Let us take a moment to note that the guns are real in the photograph above, but the guitars are not. Somewhere there is a continuum of fantasies that runs from Rock Band controllers to the Bushmaster AR-15 with extended clip. I call that continuum America, and the good news is that you are in it. The bad news is that 350 million other people are in it, too, and their fantasy nation is slightly different from yours. Today is Friday, and America is the dream we dream together. Won’t you wake in a cold sweat with me?
Obviously, the greatest threat to our dream America is bad guys with guns. And as Wayne LaPierre pointed out, the only thing that stops a bad guy with a gun is a good guy with a gun—not a sense of decency, not the pleas of schoolchildren, nothin’. Our shared dream of universal armament came one step closer to reality earlier this month, when an altercation between legally armed men broke out in a convenience store on the first day of Georgia’s new Safe Carry Protection Act. “Essentially, it involved one customer with a gun on his hip when a second customer entered with a gun on his hip,” Valdosta Police Chief Brian Childress said. Ronald Williams, 62, drew his gun and demanded to see the other customer’s permit—like you do when you’re hanging out at a 7-11 fully prepared to use deadly force. It’s almost as if the kind of guys who want to wear a pistol everywhere are looking for trouble.

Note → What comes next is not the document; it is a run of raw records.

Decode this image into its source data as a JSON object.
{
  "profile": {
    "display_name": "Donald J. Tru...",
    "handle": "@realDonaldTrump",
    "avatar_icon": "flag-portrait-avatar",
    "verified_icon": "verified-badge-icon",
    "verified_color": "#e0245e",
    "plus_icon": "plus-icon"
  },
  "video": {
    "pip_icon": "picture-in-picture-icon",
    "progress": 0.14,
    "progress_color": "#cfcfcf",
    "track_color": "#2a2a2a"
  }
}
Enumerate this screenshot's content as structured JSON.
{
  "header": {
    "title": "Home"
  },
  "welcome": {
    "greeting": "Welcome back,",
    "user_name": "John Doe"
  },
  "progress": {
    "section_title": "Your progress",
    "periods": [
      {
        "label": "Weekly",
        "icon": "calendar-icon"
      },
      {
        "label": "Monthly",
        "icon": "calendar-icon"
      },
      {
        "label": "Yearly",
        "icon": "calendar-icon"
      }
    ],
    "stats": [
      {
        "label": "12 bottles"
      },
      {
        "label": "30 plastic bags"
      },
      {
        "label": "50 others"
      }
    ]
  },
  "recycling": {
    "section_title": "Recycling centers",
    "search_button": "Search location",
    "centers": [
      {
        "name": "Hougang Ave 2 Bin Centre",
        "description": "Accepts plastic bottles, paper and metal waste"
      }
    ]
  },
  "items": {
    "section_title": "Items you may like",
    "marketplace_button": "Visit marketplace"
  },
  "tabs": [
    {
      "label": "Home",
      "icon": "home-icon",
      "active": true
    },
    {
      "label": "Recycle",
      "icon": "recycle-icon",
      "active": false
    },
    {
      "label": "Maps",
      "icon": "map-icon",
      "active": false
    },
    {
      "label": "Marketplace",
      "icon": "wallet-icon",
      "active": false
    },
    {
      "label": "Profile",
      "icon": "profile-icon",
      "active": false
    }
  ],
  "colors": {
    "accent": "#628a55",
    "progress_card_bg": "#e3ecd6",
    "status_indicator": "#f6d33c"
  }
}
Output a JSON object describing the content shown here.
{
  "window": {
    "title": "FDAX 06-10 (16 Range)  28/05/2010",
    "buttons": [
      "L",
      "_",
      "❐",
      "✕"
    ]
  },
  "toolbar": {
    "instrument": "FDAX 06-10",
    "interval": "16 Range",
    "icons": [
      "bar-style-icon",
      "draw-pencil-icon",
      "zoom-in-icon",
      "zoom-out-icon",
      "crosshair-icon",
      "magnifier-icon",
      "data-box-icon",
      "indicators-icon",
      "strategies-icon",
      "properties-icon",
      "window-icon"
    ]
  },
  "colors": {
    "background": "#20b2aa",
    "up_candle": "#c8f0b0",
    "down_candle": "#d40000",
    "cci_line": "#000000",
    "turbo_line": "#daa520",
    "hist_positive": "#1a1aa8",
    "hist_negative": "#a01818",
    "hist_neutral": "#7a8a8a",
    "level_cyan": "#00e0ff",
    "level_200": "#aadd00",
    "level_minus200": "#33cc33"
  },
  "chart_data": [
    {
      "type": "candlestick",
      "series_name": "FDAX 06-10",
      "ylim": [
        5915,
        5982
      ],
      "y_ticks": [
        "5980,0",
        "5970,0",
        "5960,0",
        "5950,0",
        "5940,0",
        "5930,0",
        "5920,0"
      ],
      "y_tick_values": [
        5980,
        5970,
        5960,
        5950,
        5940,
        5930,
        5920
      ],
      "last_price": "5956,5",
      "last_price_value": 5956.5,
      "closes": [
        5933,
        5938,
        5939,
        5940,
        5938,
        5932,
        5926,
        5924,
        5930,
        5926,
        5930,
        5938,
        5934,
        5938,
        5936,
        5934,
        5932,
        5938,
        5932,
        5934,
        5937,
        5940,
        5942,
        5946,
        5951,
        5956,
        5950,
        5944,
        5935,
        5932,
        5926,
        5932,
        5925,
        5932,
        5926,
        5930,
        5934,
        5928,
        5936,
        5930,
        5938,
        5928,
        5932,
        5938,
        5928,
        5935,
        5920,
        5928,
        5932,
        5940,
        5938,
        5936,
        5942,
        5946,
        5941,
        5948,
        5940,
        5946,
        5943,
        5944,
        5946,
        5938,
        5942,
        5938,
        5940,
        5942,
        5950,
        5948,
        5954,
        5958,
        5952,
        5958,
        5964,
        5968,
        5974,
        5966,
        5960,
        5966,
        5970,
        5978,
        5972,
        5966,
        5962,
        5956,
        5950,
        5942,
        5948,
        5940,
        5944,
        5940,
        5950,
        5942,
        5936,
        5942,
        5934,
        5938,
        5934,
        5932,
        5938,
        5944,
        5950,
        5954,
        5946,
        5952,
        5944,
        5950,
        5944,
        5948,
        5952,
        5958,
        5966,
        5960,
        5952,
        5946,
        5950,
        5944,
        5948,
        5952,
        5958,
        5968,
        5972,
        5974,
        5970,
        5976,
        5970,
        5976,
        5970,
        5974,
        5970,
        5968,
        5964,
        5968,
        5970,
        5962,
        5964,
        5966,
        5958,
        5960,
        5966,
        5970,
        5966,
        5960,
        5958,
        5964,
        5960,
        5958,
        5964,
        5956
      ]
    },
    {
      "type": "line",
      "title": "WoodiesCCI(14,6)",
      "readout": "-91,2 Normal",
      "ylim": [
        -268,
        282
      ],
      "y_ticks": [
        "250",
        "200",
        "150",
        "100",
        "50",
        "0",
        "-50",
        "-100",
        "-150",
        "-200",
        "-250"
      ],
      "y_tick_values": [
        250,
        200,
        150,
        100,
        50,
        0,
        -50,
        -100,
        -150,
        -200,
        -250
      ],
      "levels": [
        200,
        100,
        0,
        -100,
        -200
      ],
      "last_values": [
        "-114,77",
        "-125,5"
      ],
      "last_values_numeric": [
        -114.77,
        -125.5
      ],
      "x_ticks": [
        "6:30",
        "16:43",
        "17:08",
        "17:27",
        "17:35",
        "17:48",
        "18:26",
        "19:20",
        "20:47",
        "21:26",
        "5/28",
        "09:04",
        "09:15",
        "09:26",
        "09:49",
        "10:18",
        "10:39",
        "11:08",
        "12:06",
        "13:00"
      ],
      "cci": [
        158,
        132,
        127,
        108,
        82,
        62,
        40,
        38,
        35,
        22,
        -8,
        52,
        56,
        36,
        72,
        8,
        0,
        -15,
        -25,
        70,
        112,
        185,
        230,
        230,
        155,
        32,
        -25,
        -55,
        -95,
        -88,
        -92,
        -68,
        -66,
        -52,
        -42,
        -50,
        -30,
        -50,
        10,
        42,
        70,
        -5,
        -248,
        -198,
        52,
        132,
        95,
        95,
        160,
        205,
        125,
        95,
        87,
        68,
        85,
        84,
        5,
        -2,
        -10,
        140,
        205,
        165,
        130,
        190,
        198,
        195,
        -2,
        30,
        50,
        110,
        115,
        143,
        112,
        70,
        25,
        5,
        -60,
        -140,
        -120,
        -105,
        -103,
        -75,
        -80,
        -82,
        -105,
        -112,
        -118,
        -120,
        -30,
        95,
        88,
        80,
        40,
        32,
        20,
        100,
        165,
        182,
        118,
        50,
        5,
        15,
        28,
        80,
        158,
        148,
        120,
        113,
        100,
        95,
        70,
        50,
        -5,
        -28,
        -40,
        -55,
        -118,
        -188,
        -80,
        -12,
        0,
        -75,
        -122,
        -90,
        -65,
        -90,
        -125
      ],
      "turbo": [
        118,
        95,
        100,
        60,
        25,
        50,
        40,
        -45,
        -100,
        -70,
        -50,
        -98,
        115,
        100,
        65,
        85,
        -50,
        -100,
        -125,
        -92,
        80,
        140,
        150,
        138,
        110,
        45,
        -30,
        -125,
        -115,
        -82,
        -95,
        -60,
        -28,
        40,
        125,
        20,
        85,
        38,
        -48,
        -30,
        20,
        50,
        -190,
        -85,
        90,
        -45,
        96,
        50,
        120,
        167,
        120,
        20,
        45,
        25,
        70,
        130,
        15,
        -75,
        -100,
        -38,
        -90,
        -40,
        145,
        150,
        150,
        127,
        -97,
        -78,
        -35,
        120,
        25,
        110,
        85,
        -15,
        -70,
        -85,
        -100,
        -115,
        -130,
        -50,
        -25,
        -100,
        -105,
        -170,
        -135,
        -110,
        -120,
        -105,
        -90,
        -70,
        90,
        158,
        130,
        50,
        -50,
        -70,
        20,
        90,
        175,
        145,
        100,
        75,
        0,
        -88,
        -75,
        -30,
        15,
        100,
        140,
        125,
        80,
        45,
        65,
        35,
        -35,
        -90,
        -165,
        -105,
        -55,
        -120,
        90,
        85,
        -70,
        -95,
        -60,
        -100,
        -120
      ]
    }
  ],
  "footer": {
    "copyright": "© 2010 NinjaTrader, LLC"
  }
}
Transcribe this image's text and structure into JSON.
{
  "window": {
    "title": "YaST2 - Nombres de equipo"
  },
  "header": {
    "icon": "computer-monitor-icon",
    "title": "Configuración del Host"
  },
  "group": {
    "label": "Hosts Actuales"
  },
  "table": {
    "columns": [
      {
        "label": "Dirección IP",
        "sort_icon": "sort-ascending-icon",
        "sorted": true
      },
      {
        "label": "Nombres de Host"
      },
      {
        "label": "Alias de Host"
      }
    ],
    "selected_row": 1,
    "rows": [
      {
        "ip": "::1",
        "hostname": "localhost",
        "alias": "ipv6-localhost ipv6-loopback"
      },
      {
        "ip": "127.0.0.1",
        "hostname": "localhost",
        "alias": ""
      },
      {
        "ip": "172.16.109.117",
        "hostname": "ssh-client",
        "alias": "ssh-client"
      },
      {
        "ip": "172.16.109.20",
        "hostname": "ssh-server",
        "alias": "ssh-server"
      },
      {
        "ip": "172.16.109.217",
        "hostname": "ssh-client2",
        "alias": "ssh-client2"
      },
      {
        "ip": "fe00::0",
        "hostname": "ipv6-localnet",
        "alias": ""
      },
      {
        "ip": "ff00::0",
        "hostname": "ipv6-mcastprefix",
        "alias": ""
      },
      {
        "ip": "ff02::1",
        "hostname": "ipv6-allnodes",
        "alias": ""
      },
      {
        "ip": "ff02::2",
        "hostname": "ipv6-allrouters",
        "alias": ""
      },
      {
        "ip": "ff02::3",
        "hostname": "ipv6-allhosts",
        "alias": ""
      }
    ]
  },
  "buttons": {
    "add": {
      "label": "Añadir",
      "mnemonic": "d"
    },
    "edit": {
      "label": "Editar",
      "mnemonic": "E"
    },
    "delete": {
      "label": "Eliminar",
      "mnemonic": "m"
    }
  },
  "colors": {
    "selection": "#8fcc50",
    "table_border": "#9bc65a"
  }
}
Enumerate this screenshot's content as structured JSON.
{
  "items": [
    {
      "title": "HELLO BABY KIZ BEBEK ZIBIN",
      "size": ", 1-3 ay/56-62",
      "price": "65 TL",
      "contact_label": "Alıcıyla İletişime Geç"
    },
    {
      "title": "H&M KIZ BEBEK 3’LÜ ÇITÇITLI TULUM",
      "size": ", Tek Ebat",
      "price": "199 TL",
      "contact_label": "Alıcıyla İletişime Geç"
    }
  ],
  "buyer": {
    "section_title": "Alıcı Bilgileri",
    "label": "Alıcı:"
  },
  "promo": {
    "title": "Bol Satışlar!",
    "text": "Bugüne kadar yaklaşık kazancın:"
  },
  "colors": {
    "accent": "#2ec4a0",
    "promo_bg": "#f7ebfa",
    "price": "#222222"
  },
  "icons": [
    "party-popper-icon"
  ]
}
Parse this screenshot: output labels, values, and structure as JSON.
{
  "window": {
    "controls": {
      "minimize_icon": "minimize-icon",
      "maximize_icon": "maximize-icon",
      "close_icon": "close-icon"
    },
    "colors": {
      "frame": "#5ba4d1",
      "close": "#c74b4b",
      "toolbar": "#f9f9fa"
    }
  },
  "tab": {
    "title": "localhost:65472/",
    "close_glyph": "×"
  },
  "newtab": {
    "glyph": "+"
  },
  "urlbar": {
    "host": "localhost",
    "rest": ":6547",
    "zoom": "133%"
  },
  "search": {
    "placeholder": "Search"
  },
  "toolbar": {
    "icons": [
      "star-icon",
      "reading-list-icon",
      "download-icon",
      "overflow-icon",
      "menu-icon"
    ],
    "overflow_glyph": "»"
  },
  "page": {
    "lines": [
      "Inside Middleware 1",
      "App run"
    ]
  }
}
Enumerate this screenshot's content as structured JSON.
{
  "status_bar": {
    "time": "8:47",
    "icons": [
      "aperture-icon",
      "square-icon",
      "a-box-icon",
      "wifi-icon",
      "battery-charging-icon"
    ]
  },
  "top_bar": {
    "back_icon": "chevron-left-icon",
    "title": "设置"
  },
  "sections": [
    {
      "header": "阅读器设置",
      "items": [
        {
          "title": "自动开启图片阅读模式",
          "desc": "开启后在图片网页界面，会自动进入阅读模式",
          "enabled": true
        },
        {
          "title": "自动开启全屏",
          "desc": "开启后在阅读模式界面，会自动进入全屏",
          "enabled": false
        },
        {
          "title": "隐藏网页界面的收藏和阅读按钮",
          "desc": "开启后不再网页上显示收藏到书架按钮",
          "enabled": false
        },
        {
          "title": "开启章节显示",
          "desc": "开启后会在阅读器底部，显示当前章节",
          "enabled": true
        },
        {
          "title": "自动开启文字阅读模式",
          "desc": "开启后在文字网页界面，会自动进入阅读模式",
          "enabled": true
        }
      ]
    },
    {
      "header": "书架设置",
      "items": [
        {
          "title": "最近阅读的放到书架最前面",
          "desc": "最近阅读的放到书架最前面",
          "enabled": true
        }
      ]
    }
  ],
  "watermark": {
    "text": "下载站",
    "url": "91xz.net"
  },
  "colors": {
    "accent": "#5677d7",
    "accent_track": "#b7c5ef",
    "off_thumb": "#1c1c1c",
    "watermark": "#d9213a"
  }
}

By comparison, girls who wear pistols everywhere are fun and hot. The waitresses at Shooter’s Grill in Rifle, Colorado carry .357s while serving such menu items as the M-16 burrito and the Smith & Wesson Grilled Cheese. Your child will be so happy once he gets that Smith & Wesson into his mouth. My favorite part of this Fox News article, besides the cheerful tone, is the way that owner Lauren Boebert uses “open carry” as a verb—as in, “I started open-carrying maybe a month after we opened.” Open-carrying isn’t just carrying a gun openly. It’s doing it in a way that asserts your Second Amendment rights, while incidentally reminding the people around you that you could kill them at any time.
Also, what company underwrites the health insurance for Shooter’s, where the waitresses go to work each day in a room containing half a dozen guns? Over at the New York Times, the foreign-sounding Uwe E. Reinhardt ruminates on the arbitrary practice of having employers pay for health insurance. They don’t really pay for it, of course. They take it out of wages and repackage it as a benefit, which means that you maybe get a group rate at the expense of letting your boss decide what sort of medical care you get. Given this system, the Supremes’ claim in Hobby Lobby v. Burwell that owners are paying for their workers’ insurance is kind of absurd. By the same logic, they’re paying for their workers’ everything, and they have the right to insist that employees not use their compensation to buy R-rated DVDs as much as certain kinds of birth control. On a related note, I got my health insurance back, so I am no longer agitating for a single-payer system.
I suppose the main reason I dislike guns and love socialized medicine is that my brain is hardwired to focus on opportunities and ignore threats, as anyone who knows me will tell you. The Angel Ben Gabriel sent me this article from Mother Jones, describing a study in which scientists found that people with conservative views tend to focus on disgusting or threatening stimuli in their environments. It’s called negativity bias, and it purports to explain why some people are so fixated on bad guys with guns while remaining disinterested in, say, funding public schools. I want to believe this explanation. I worry, though, that Mother Jones’s precis of this complicated scientific experiment is designed to shape my reaction. I am the negatively biased arch-conservative of textual analysis.
Why can’t I just concentrate on the good rhetoric that wants to help me? You know, like Jimmy Cliff:
It’s hard to get by just upon a smile.